仙門與完顔城素有世仇,若是被仙門知道這消息是從完顔城來的,而這一衆世家又在完顔城的擺布下來了此處,恐怕要被綁上弑神台的就是司刻懸自己了。

司刻懸隻能佯裝不愉:“我星宿閣自然有自己的情報網,還需要向梅大家長交代嗎?話又說回來了,梅大家長,散人南淵這樣的尊稱我已經許多年沒有聽過了,看不出來你對這奸佞還挺敬重啊?”

梅宗立馬拔高了嗓音:“司閣主慎言!我為仙門做的貢獻有目共睹,您一而再再而三說這種話,實在是有诽謗之嫌!”罷了指着他朝嘉厝告狀,“嘉老太爺,您看看他……哎!”

這一聲“哎”落地極重,絕對是發自内心,可以聽出已經累得不想争辯了。這節骨眼兒上不好節外生枝,隻得忍氣吞聲。

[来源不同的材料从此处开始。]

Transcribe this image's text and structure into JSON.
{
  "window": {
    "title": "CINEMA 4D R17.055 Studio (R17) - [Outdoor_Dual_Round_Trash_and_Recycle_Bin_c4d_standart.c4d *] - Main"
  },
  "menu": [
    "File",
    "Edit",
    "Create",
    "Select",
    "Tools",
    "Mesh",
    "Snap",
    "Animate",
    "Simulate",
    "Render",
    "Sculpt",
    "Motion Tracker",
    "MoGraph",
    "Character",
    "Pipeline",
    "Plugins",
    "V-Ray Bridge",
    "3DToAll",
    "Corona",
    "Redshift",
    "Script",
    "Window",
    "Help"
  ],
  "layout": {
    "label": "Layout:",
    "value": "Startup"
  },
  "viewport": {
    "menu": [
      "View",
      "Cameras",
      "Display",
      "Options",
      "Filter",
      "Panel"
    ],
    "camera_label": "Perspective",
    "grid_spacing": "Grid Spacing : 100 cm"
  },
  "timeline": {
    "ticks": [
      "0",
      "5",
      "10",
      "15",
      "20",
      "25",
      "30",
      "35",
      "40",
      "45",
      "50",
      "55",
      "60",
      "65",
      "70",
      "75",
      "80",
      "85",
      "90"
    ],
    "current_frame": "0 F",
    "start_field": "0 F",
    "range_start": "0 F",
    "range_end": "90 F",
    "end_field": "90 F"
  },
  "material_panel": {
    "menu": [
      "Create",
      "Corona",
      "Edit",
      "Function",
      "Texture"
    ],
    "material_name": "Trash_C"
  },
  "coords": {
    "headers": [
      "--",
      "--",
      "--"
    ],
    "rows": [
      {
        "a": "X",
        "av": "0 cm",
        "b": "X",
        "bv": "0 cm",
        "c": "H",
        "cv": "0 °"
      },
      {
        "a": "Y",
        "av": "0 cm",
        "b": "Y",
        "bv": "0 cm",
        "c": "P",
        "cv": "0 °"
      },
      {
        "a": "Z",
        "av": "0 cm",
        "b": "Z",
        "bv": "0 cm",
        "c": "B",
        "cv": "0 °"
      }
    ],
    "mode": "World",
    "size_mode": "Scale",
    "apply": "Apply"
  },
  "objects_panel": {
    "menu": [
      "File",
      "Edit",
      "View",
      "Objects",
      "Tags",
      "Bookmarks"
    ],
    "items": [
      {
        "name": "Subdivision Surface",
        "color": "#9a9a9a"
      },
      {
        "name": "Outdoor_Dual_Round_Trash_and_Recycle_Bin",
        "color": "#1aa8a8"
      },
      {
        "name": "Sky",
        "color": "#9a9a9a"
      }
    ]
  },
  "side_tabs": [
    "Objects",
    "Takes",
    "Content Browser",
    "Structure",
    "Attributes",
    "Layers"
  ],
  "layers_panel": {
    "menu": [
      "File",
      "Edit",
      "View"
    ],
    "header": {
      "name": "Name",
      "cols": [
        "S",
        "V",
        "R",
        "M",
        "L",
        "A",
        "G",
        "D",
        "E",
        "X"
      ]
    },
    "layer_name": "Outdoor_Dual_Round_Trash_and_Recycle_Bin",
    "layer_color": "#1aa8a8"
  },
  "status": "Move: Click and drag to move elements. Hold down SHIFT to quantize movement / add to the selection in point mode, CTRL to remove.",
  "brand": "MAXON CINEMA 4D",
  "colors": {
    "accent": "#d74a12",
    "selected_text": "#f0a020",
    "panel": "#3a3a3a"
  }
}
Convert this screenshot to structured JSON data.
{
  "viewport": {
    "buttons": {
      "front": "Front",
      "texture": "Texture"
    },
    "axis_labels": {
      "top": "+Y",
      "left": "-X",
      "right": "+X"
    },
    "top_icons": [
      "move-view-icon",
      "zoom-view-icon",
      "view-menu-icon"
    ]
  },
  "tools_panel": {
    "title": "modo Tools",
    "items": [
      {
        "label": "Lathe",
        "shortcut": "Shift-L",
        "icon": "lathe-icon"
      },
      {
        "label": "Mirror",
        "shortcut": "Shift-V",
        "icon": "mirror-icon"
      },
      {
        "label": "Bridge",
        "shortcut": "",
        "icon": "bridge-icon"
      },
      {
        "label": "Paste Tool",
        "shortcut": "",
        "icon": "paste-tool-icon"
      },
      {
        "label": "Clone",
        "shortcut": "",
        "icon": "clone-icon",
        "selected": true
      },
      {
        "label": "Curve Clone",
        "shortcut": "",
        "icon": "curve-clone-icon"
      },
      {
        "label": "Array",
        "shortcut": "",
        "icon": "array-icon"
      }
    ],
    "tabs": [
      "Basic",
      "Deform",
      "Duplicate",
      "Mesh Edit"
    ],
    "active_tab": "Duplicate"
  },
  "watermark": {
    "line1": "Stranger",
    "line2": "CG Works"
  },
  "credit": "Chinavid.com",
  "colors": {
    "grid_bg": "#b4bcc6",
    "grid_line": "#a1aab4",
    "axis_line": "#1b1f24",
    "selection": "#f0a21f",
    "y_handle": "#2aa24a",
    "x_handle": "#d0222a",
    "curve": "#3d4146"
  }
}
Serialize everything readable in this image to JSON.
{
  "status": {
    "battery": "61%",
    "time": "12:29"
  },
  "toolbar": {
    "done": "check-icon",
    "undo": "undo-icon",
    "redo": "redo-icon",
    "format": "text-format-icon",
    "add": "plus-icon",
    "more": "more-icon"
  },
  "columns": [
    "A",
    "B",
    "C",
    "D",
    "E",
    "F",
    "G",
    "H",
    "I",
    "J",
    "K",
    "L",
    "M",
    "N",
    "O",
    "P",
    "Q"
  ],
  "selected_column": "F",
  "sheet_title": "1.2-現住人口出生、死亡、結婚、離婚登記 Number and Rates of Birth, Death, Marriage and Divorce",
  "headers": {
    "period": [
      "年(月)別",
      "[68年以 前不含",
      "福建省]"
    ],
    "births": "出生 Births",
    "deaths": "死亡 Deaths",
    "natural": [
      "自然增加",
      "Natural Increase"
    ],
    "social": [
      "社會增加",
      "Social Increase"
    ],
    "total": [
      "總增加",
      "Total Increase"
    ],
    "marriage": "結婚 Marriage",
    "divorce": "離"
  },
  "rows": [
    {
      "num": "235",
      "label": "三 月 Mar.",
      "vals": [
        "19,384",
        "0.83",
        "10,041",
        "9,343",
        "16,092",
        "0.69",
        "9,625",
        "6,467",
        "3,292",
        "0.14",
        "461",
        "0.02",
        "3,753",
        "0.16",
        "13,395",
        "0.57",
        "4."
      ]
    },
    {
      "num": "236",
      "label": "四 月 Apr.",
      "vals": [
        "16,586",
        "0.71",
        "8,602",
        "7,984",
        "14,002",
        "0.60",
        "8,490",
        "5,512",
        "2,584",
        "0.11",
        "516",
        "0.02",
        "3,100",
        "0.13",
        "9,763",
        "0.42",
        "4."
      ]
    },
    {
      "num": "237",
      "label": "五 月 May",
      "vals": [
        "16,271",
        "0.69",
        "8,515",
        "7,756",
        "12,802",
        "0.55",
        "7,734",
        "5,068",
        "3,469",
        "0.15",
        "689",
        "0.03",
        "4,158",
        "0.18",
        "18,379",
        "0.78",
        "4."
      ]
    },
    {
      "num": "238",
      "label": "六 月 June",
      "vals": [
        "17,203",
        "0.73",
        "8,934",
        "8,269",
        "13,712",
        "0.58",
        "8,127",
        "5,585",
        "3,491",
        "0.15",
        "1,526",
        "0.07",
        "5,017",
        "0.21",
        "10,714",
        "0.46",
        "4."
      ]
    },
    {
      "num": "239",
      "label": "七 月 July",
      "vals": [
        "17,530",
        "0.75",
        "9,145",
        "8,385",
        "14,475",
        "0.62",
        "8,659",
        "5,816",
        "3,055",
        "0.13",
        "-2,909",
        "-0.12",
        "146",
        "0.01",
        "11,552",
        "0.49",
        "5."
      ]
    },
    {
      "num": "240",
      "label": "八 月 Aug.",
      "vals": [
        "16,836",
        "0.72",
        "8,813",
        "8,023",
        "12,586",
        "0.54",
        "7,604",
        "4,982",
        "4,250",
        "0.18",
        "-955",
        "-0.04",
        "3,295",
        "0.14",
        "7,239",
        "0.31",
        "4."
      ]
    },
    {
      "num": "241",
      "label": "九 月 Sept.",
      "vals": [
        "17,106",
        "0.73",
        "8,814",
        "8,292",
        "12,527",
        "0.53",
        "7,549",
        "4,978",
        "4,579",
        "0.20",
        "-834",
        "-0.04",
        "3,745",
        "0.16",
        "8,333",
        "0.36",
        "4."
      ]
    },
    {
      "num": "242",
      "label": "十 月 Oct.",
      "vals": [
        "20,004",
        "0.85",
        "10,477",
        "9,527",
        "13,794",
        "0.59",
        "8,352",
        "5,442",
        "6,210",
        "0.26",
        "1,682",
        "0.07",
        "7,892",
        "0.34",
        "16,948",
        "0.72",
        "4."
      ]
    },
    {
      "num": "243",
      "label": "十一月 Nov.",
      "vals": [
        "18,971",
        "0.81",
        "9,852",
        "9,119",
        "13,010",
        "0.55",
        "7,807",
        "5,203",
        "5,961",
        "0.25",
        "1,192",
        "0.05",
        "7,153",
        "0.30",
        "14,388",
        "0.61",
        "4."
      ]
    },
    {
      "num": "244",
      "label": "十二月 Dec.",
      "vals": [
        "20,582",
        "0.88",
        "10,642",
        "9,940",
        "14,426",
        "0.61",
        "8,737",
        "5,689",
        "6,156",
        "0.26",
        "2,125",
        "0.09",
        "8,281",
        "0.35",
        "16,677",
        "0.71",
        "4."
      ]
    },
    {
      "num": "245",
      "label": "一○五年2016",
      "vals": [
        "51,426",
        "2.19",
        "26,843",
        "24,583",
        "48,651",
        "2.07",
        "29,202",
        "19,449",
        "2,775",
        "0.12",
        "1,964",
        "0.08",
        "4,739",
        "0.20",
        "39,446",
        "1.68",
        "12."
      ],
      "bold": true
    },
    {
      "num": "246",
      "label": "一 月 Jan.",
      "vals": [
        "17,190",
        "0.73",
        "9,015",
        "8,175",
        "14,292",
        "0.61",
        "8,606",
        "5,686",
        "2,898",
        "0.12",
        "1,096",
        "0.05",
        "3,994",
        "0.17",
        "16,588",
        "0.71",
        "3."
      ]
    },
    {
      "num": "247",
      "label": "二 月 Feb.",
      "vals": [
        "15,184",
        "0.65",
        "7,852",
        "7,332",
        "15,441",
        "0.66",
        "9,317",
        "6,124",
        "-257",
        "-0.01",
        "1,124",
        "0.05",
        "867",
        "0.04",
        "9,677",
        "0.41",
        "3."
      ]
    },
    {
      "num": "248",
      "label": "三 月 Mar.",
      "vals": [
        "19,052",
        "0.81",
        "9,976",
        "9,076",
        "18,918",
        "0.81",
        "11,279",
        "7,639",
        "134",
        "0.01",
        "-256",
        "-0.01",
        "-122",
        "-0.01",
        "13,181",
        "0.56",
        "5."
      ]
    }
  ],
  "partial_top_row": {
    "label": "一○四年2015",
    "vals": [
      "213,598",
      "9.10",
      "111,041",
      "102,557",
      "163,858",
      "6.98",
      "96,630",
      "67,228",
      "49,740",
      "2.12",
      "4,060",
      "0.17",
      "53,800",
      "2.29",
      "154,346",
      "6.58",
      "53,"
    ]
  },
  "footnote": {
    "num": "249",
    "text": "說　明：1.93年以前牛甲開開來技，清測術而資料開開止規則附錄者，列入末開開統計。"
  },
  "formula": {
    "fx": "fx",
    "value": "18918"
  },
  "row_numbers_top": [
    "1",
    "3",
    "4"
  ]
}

梅宗搖搖頭:“司閣主,你說說吧,現在該怎麼辦?依現在形勢來看,我估計你這情報真實性不大,還要繼續在這裡耗着嗎?”

司刻懸挑眉。

梅宗繼續道:“這四個青年再怎麼說也是小輩,不值得仙門如此興師動衆啊。何況從他們剛剛的反應來看,是受了江南淵的蠱惑才與她為伍,并沒有做什麼傷天害理的事情。不如就撤了天網,不要為難他們了。”

“梅大家長所言在理,弟子也是這麼覺得的。”

一女子清脆的聲音從斜後方傳來。梅宗回頭一瞧,隻見一身着白紫斜紋束腰綢衣、腰挂閣牌、系軟劍的年輕女子疾步朝司刻懸走來,停在他面前恭恭敬敬行了個禮:“師父。”

司刻懸嗯了一聲:“來了?”

梅宗看了眼她腰上的銀色蓮紋牌,揣度道:“聽說星宿閣在争鳴大會後收了個天賦不錯的女弟子,有望繼承東閣主之位,莫非就是這位姑娘?”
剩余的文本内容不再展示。